You’ll have heard about the way in which the rich are digging down to create basements and super basements under their houses. You’ll have heard about the planning fees some of them have had to pay; about the swimming pools, gyms and cinemas; and you will have heard about the disruption to their neighbours’ peace.
But I wonder if you have thought about how it is done.
Ed Smith explains in the article. You somehow get a mini digger or two through your back doors or windows (just about possible without destroying the entire structure of the house). Then you dig.
But you then have the problem of having a digger that has dug itself so deep, it can’t drive out again (diggers can’t go up spiral staircases). So what do you do?
You could get in a crane and lift it out, but these diggers are only worth £6,000 or so, and cranes don’t come cheap in central London.

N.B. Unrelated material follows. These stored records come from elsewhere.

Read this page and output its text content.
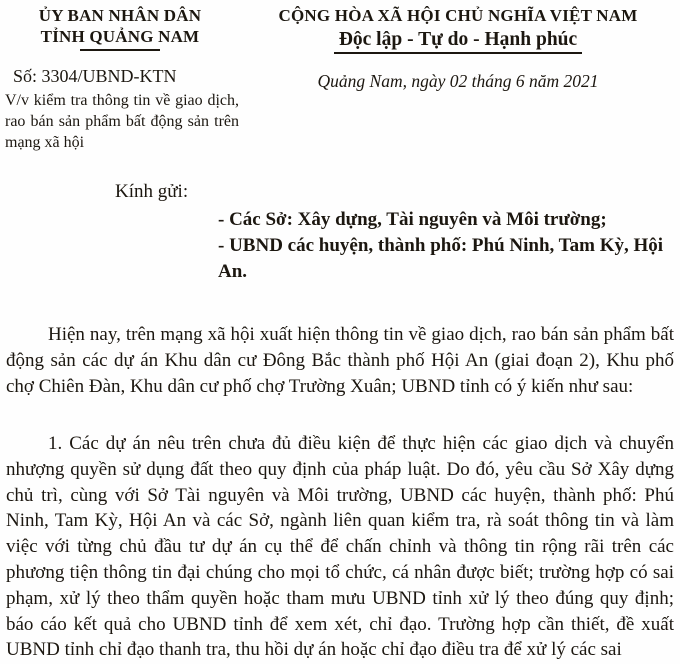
ỦY BAN NHÂN DÂN
TỈNH QUẢNG NAM
CỘNG HÒA XÃ HỘI CHỦ NGHĨA VIỆT NAM
Độc lập - Tự do - Hạnh phúc
Số: 3304/UBND-KTN
V/v kiểm tra thông tin về giao dịch, rao bán sản phẩm bất động sản trên mạng xã hội
Quảng Nam, ngày 02 tháng 6 năm 2021
Kính gửi:
- Các Sở: Xây dựng, Tài nguyên và Môi trường;
- UBND các huyện, thành phố: Phú Ninh, Tam Kỳ, Hội An.

Hiện nay, trên mạng xã hội xuất hiện thông tin về giao dịch, rao bán sản phẩm bất động sản các dự án Khu dân cư Đông Bắc thành phố Hội An (giai đoạn 2), Khu phố chợ Chiên Đàn, Khu dân cư phố chợ Trường Xuân; UBND tỉnh có ý kiến như sau:

1. Các dự án nêu trên chưa đủ điều kiện để thực hiện các giao dịch và chuyển nhượng quyền sử dụng đất theo quy định của pháp luật. Do đó, yêu cầu Sở Xây dựng chủ trì, cùng với Sở Tài nguyên và Môi trường, UBND các huyện, thành phố: Phú Ninh, Tam Kỳ, Hội An và các Sở, ngành liên quan kiểm tra, rà soát thông tin và làm việc với từng chủ đầu tư dự án cụ thể để chấn chỉnh và thông tin rộng rãi trên các phương tiện thông tin đại chúng cho mọi tổ chức, cá nhân được biết; trường hợp có sai phạm, xử lý theo thẩm quyền hoặc tham mưu UBND tỉnh xử lý theo đúng quy định; báo cáo kết quả cho UBND tỉnh để xem xét, chỉ đạo. Trường hợp cần thiết, đề xuất UBND tỉnh chỉ đạo thanh tra, thu hồi dự án hoặc chỉ đạo điều tra để xử lý các sai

So, it turns out you get it to dig another hole big enough for it to fit into. Then you cover it up with a bit of gravel and a pouring of concrete and you leave it there.
The result? There are some 1,000 diggers buried in London (assuming this isn’t a joke – surely it is worth dismantling the diggers for scrap if they can’t come out whole).
And developers are now coming across a second generation problem: when they go in to dig another basement level down, their path is blocked by “abandoned diggers from the last round of improvements.”
This is clearly financially rational to a degree – why pay more to recover something than it is worth on the open market. But it is also completely bonkers – given that the average basement cinema is very unlikely to ever be actually used. Sacrificing the country’s mini diggers to create them seems rather unproductive.
• If anyone has any evidence that the above story (first read in the New Statesman) is nonsense, please do let us know. We have our doubts.